The Library of Congress >> Especially for Librarians and Archivists >> Standards
HOME >> MARC Development >> Proposals List
DATE: June 15, 2009
REVISED:
NAME: Encoding URIs for controlled values in MARC 21 records
SOURCE: RDA/MARC Working Group
SUMMARY: This paper discusses use of a new subfield $1 (Controlled value URI), defined across the formats and fields, for encoding URI for controlled values in MARC records, with an alternate technique using attributes for MARCXML.
KEYWORDS: Subfield $1 (all formats); URIs; Controlled values; MARCXML
RELATED: 2009-DP01/1
STATUS/COMMENTS:
06/18/2009 - Made available to the MARC 21 community for
discussion.
07/12/2009 - Results of the MARC Advisory Committee discussion - The committee decided that further consideration and discussion would be necessary before this discussion paper could go forward as a proposal. Some participants were not in favor of having proposed subfield $1 derive its meaning from its order of placement, in relation to other subfields, within the field. Some suggested that implementing it as a provisional subfield in MARC would allow the community to judge its value. Others argued that specific cases of the subfield's use and benefits need to be more clearly articulated and explored before such a mechanism is implemented. Another paper will be presented for ALA Midwinter 2010 with the following options: 1) Adding subfield $1 as outlined in this paper 2) Proposing a new field modeled on field 880 (Alternate graphic representation) where URIs are included in appropriate subfields where the value would otherwise be recorded and linked to the field that contains the literal values. An additional paper is needed to discuss whether MARCXML and MARC 2709 need to be kept in alignment.

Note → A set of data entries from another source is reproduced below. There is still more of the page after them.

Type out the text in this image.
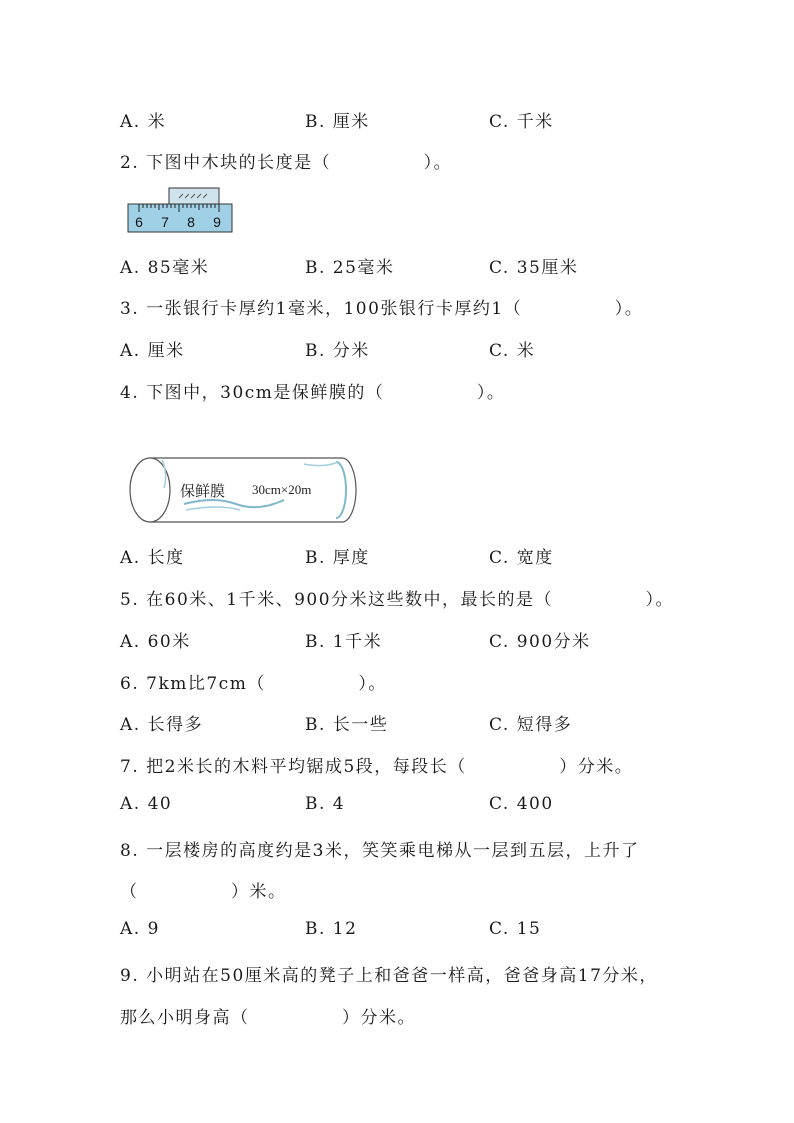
A. 米	B. 厘米	C. 千米
2. 下图中木块的长度是（　　　　　）。
6 7 8 9
A. 85毫米	B. 25毫米	C. 35厘米
3. 一张银行卡厚约1毫米，100张银行卡厚约1（　　　　　）。
A. 厘米	B. 分米	C. 米
4. 下图中，30cm是保鲜膜的（　　　　　）。
保鲜膜 30cm×20m
A. 长度	B. 厚度	C. 宽度
5. 在60米、1千米、900分米这些数中，最长的是（　　　　　）。
A. 60米	B. 1千米	C. 900分米
6. 7km比7cm（　　　　　）。
A. 长得多	B. 长一些	C. 短得多
7. 把2米长的木料平均锯成5段，每段长（　　　　　）分米。
A. 40	B. 4	C. 400
8. 一层楼房的高度约是3米，笑笑乘电梯从一层到五层，上升了
（　　　　　）米。
A. 9	B. 12	C. 15
9. 小明站在50厘米高的凳子上和爸爸一样高，爸爸身高17分米，
那么小明身高（　　　　　）分米。
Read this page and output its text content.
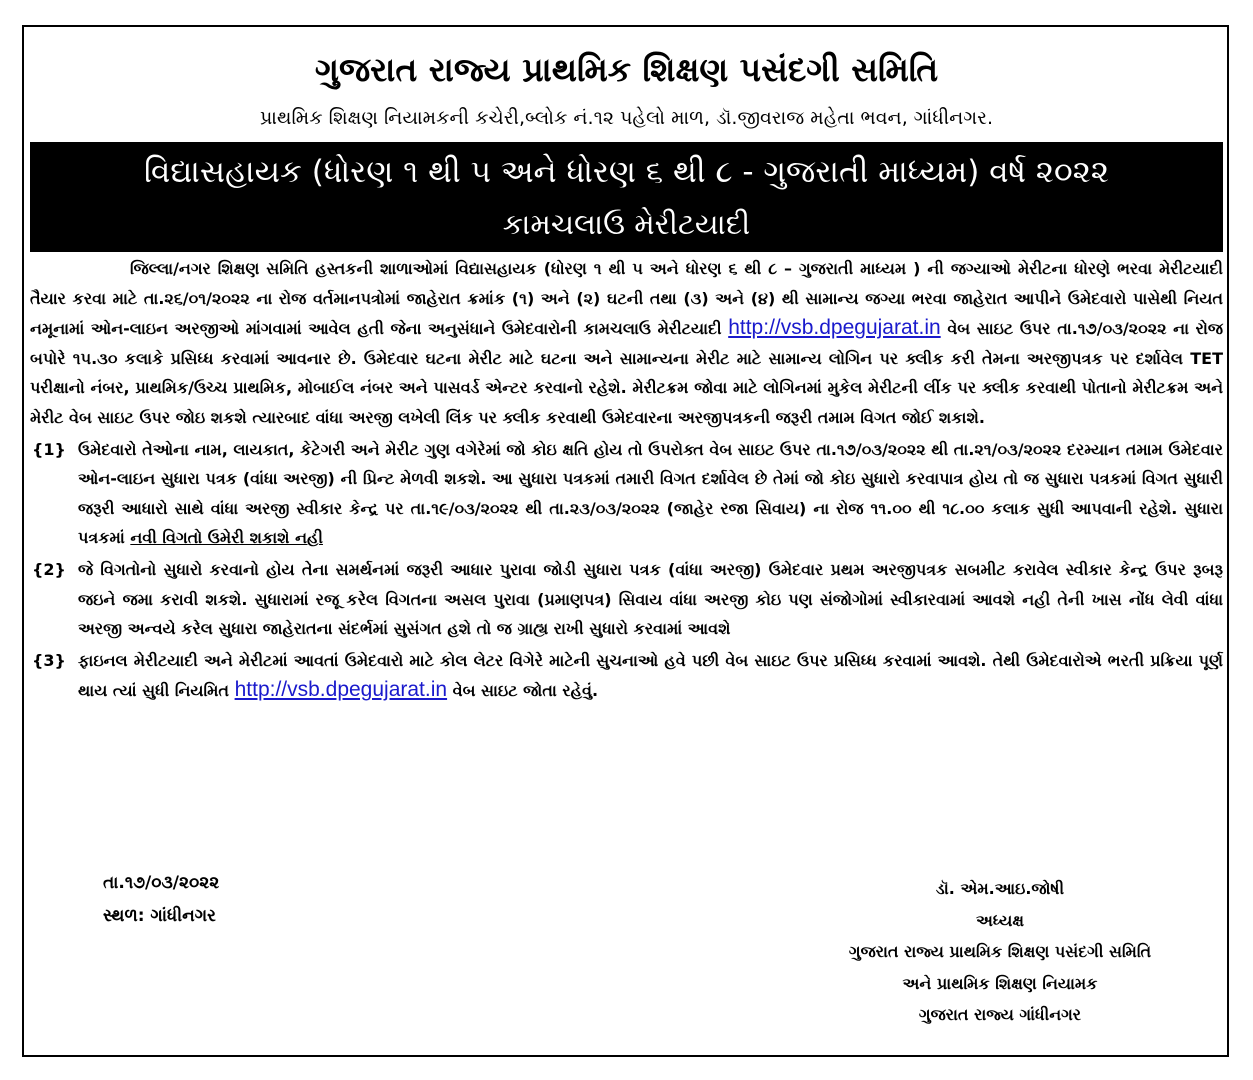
ગુજરાત રાજ્ય પ્રાથમિક શિક્ષણ પસંદગી સમિતિ
પ્રાથમિક શિક્ષણ નિયામકની કચેરી,બ્લોક નં.૧૨ પહેલો માળ, ડૉ.જીવરાજ મહેતા ભવન, ગાંધીનગર.
વિદ્યાસહાયક (ધોરણ ૧ થી ૫ અને ધોરણ ૬ થી ૮ - ગુજરાતી માધ્યમ) વર્ષ ૨૦૨૨
કામચલાઉ મેરીટયાદી
જિલ્લા/નગર શિક્ષણ સમિતિ હસ્તકની શાળાઓમાં વિદ્યાસહાયક (ધોરણ ૧ થી ૫ અને ધોરણ ૬ થી ૮ – ગુજરાતી માધ્યમ ) ની જગ્યાઓ મેરીટના ધોરણે ભરવા મેરીટયાદી તૈયાર કરવા માટે તા.૨૬/૦૧/૨૦૨૨ ના રોજ વર્તમાનપત્રોમાં જાહેરાત ક્રમાંક (૧) અને (૨) ઘટની તથા (૩) અને (૪) થી સામાન્ય જગ્યા ભરવા જાહેરાત આપીને ઉમેદવારો પાસેથી નિયત નમૂનામાં ઓન-લાઇન અરજીઓ માંગવામાં આવેલ હતી જેના અનુસંધાને ઉમેદવારોની કામચલાઉ મેરીટયાદી http://vsb.dpegujarat.in વેબ સાઇટ ઉપર તા.૧૭/૦૩/૨૦૨૨ ના રોજ બપોરે ૧૫.૩૦ કલાકે પ્રસિધ્ધ કરવામાં આવનાર છે. ઉમેદવાર ઘટના મેરીટ માટે ઘટના અને સામાન્યના મેરીટ માટે સામાન્ય લોગિન પર ક્લીક કરી તેમના અરજીપત્રક પર દર્શાવેલ TET પરીક્ષાનો નંબર, પ્રાથમિક/ઉચ્ચ પ્રાથમિક, મોબાઈલ નંબર અને પાસવર્ડ એન્ટર કરવાનો રહેશે. મેરીટક્રમ જોવા માટે લોગિનમાં મુકેલ મેરીટની લીંક પર ક્લીક કરવાથી પોતાનો મેરીટક્રમ અને મેરીટ વેબ સાઇટ ઉપર જોઇ શકશે ત્યારબાદ વાંધા અરજી લખેલી લિંક પર ક્લીક કરવાથી ઉમેદવારના અરજીપત્રકની જરૂરી તમામ વિગત જોઈ શકાશે.
{1} ઉમેદવારો તેઓના નામ, લાયકાત, કેટેગરી અને મેરીટ ગુણ વગેરેમાં જો કોઇ ક્ષતિ હોય તો ઉપરોક્ત વેબ સાઇટ ઉપર તા.૧૭/૦૩/૨૦૨૨ થી તા.૨૧/૦૩/૨૦૨૨ દરમ્યાન તમામ ઉમેદવાર ઓન-લાઇન સુધારા પત્રક (વાંધા અરજી) ની પ્રિન્ટ મેળવી શકશે. આ સુધારા પત્રકમાં તમારી વિગત દર્શાવેલ છે તેમાં જો કોઇ સુધારો કરવાપાત્ર હોય તો જ સુધારા પત્રકમાં વિગત સુધારી જરૂરી આધારો સાથે વાંધા અરજી સ્વીકાર કેન્દ્ર પર તા.૧૯/૦૩/૨૦૨૨ થી તા.૨૩/૦૩/૨૦૨૨ (જાહેર રજા સિવાય) ના રોજ ૧૧.૦૦ થી ૧૮.૦૦ કલાક સુધી આપવાની રહેશે. સુધારા પત્રકમાં નવી વિગતો ઉમેરી શકાશે નહી
{2} જે વિગતોનો સુધારો કરવાનો હોય તેના સમર્થનમાં જરૂરી આધાર પુરાવા જોડી સુધારા પત્રક (વાંધા અરજી) ઉમેદવાર પ્રથમ અરજીપત્રક સબમીટ કરાવેલ સ્વીકાર કેન્દ્ર ઉપર રૂબરૂ જઇને જમા કરાવી શકશે. સુધારામાં રજૂ કરેલ વિગતના અસલ પુરાવા (પ્રમાણપત્ર) સિવાય વાંધા અરજી કોઇ પણ સંજોગોમાં સ્વીકારવામાં આવશે નહી તેની ખાસ નોંધ લેવી વાંધા અરજી અન્વયે કરેલ સુધારા જાહેરાતના સંદર્ભમાં સુસંગત હશે તો જ ગ્રાહ્ય રાખી સુધારો કરવામાં આવશે
{3} ફાઇનલ મેરીટયાદી અને મેરીટમાં આવતાં ઉમેદવારો માટે કોલ લેટર વિગેરે માટેની સુચનાઓ હવે પછી વેબ સાઇટ ઉપર પ્રસિધ્ધ કરવામાં આવશે. તેથી ઉમેદવારોએ ભરતી પ્રક્રિયા પૂર્ણ થાય ત્યાં સુધી નિયમિત http://vsb.dpegujarat.in વેબ સાઇટ જોતા રહેવું.
તા.૧૭/૦૩/૨૦૨૨
સ્થળ: ગાંધીનગર
ડૉ. એમ.આઇ.જોષી
અધ્યક્ષ
ગુજરાત રાજ્ય પ્રાથમિક શિક્ષણ પસંદગી સમિતિ
અને પ્રાથમિક શિક્ષણ નિયામક
ગુજરાત રાજ્ય ગાંધીનગર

RDA indicates that different elements may use different types of value strings, such as text, codes, or URI for controlled values. The use of a URI instead of plain text is particularly applicable to situations where the value of the particular element comes from a controlled vocabulary, which could be an authority list or formal thesaurus (e.g. a name from the LC Name Authority File or a topic for an LCSH heading) or any other list of controlled codes or terms (e.g. the MARC Code List for Languages). Although URIs have not been made available for values in the aforementioned controlled vocabularies, work is underway to provide them. LC’s Network Development and MARC Standards Office is developing a registry service for controlled lists and in so doing is establishing URIs both for the list itself and for each value on the list. In the future these will be available at http://id.loc.gov and will include the MARC language codes, MARC country codes, MARC relator codes, MARC geographic area codes, and ISO 639-2 language codes. Other agencies are also developing URI lists. OCLC's terminologies service is one instance. RDA has many vocabularies and a DCMI Task Group is establishing URIs that identify each value or concept in those RDA vocabularies.
RDA also allows for other vocabularies controlled outside of RDA to be used with RDA elements (as specified) and assumes that either URIs or textual values will be recorded. This paper discusses only URIs for controlled vocabularies; URIs for elements are outside its scope.
This issue was discussed during the Midwinter 2009 MARBI meeting in 2009-DP01/1. The MARC Advisory Committee considered whether to use the applicable URI in the appropriate subfield in place of the value or to define a new subfield for the URI. The preference was to define subfield $1 (one) across fields and formats to enable the encoding of a URI that would replace or supplement the textual value.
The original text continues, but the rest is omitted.